Aujourd’hui, la balance du pouvoir est entre les mains de ces deux partis et Justin Trudeau doit négocier avec eux pour faire passer son budget, à défaut de quoi, le gouvernement sera défait et on repartira en élections. C’est donc là une occasion à ne pas rater pour imposer des engagements ciblés vers le logement social et suffisants pour atteindre les objectifs de la SCL, que chaque ménage canadien ait enfin accès à un logement décent, à un prix convenable.
(Encadré)
Les Libéraux prétendent que c’est la faute de Québec…
Durant la campagne électorale, les candidates et les candidats du PLC ont prétendu que le gouvernement québécois est responsable s’il ne se construit pas ici de logements abordables financés par la SCL. De fait, Québec n’a toujours pas signé l’entente fédérale-provinciale qui en découle. On est en droit d’espérer qu’il vise ainsi à obtenir tous les fonds fédéraux associés à la stratégie qui sont dédiés au Québec, afin qu’ils soient dépensés à l’intérieur des programmes québécois.
Sur les 55 milliards $ attachés à la Stratégie, 22,6 %, soit 12,4 milliards $ en 10 ans devrait être dépensé au Québec. Il semblerait que le gouvernement fédéral ait proposé à Québec de signer pour moins de 4 milliards $ en 12 ans. Il voudrait conserver la main mise sur le restant de la cagnotte, pour l’attribuer lui-même, à partir de ses propres initiatives.
Or, les initiatives fédérales, gérées par la Société canadienne d’hypothèques et de logement, n’offrent rien pour faciliter le développement de nouveaux logements sociaux, au contraire. Elles obligent les coopératives et les OSBL d’habitation à multiplier les demandes dans différents fonds, chacun réclamant l’atteinte d’objectifs différents.

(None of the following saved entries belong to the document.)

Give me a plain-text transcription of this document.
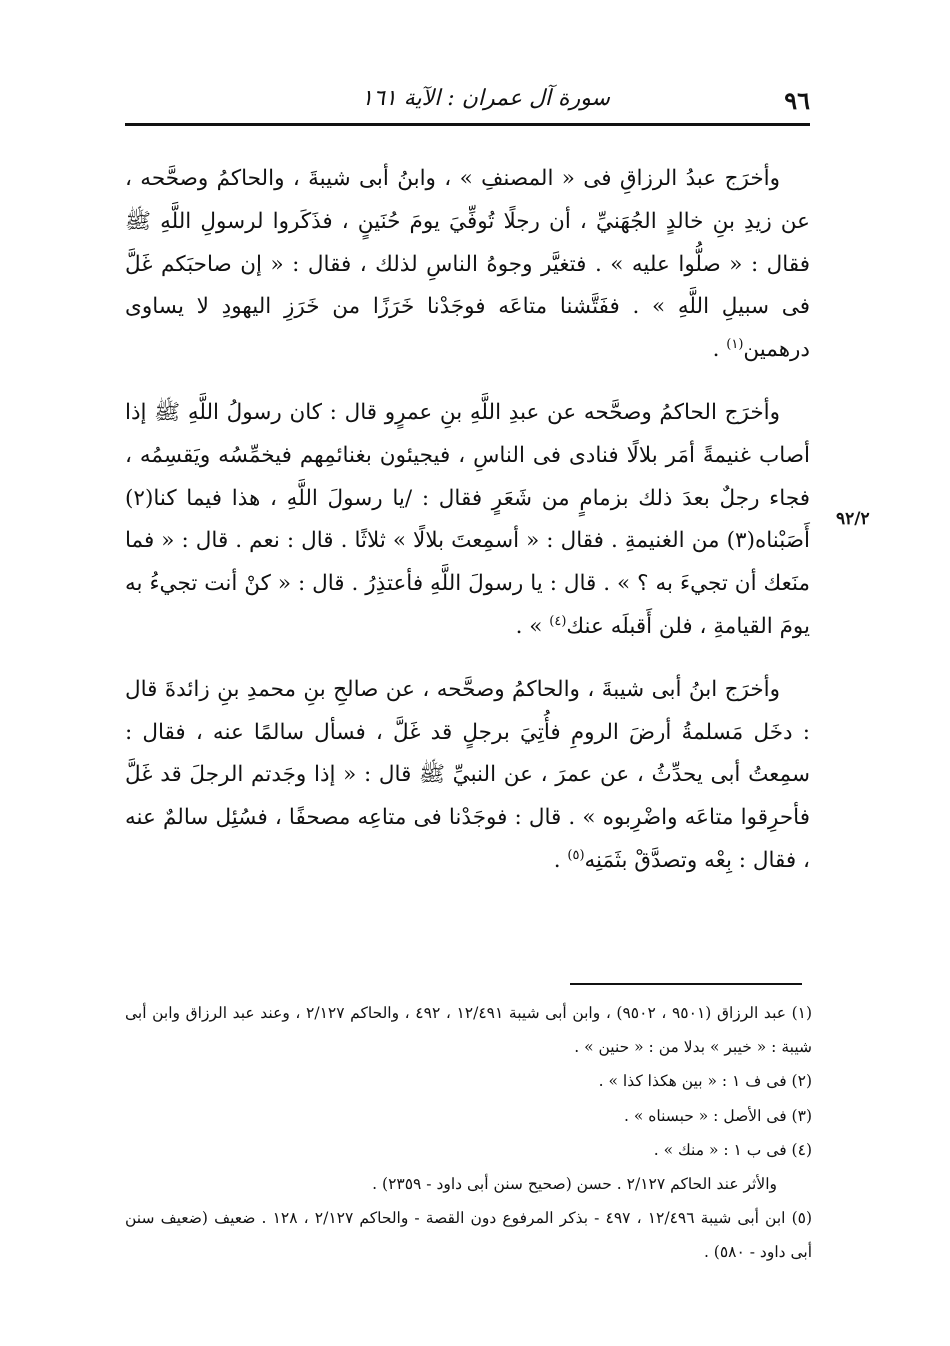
٩٦
سورة آل عمران : الآية ١٦١

وأخرَج عبدُ الرزاقِ فى « المصنفِ » ، وابنُ أبى شيبةَ ، والحاكمُ وصحَّحه ، عن زيدِ بنِ خالدٍ الجُهَنيِّ ، أن رجلًا تُوفِّيَ يومَ حُنَينٍ ، فذَكَروا لرسولِ اللَّهِ ﷺ فقال : « صلُّوا عليه » . فتغيَّر وجوهُ الناسِ لذلك ، فقال : « إن صاحبَكم غَلَّ فى سبيلِ اللَّهِ » . ففَتَّشنا متاعَه فوجَدْنا خَرَزًا من خَرَزِ اليهودِ لا يساوى درهمين$^{(١)}$ .

وأخرَج الحاكمُ وصحَّحه عن عبدِ اللَّهِ بنِ عمرٍو قال : كان رسولُ اللَّهِ ﷺ إذا أصاب غنيمةً أمَر بلالًا فنادى فى الناسِ ، فيجيئون بغنائمِهم فيخمِّسُه ويَقسِمُه ، فجاء رجلٌ بعدَ ذلك بزمامٍ من شَعَرٍ فقال : /يا رسولَ اللَّهِ ، هذا فيما كنا(٢) أَصَبْناه(٣) من الغنيمةِ . فقال : « أسمِعتَ بلالًا » ثلاثًا . قال : نعم . قال : « فما منَعك أن تجيءَ به ؟ » . قال : يا رسولَ اللَّهِ فأعتذِرُ . قال : « كنْ أنت تجيءُ به يومَ القيامةِ ، فلن أَقبلَه عنك$^{(٤)}$ » .

وأخرَج ابنُ أبى شيبةَ ، والحاكمُ وصحَّحه ، عن صالحِ بنِ محمدِ بنِ زائدةَ قال : دخَل مَسلمةُ أرضَ الرومِ فأُتِيَ برجلٍ قد غَلَّ ، فسأل سالمًا عنه ، فقال : سمِعتُ أبى يحدِّثُ ، عن عمرَ ، عن النبيِّ ﷺ قال : « إذا وجَدتم الرجلَ قد غَلَّ فأحرِقوا متاعَه واضْرِبوه » . قال : فوجَدْنا فى متاعِه مصحفًا ، فسُئِل سالمٌ عنه ، فقال : بِعْه وتصدَّقْ بثَمَنِه$^{(٥)}$ .

٩٢/٢

(١) عبد الرزاق (٩٥٠١ ، ٩٥٠٢) ، وابن أبى شيبة ١٢/٤٩١ ، ٤٩٢ ، والحاكم ٢/١٢٧ ، وعند عبد الرزاق وابن أبى شيبة : « خيبر » بدلا من : « حنين » .

(٢) فى ف ١ : « بين هكذا كذا » .

(٣) فى الأصل : « حبسناه » .

(٤) فى ب ١ : « منك » .

والأثر عند الحاكم ٢/١٢٧ . حسن (صحيح سنن أبى داود - ٢٣٥٩) .

(٥) ابن أبى شيبة ١٢/٤٩٦ ، ٤٩٧ - بذكر المرفوع دون القصة - والحاكم ٢/١٢٧ ، ١٢٨ . ضعيف (ضعيف سنن أبى داود - ٥٨٠) .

Par ailleurs, ces initiatives ont été conçues pour des promoteurs privés pouvant fournir une mise de fonds, ce que les membres des coopératives et des OBNL ne sont pas en mesure de faire. Enfin, aucun de ces fonds procure les subventions indispensables pour diminuer suffisamment les loyers des ménages à faible revenu.
Si l’entièreté des sommes de la Stratégie dédiées au Québec lui était versée, il est vraisemblable qu’une part significative puisse être versée dans le seul programme qui, à l’heure actuelle permet de développer des logements sociaux au Québec, AccèsLogis. Cela dit, il est aussi vrai que Québec n’a pas besoin de cet argent pour prendre lui-même des engagements plus ambitieux en faveur du logement social.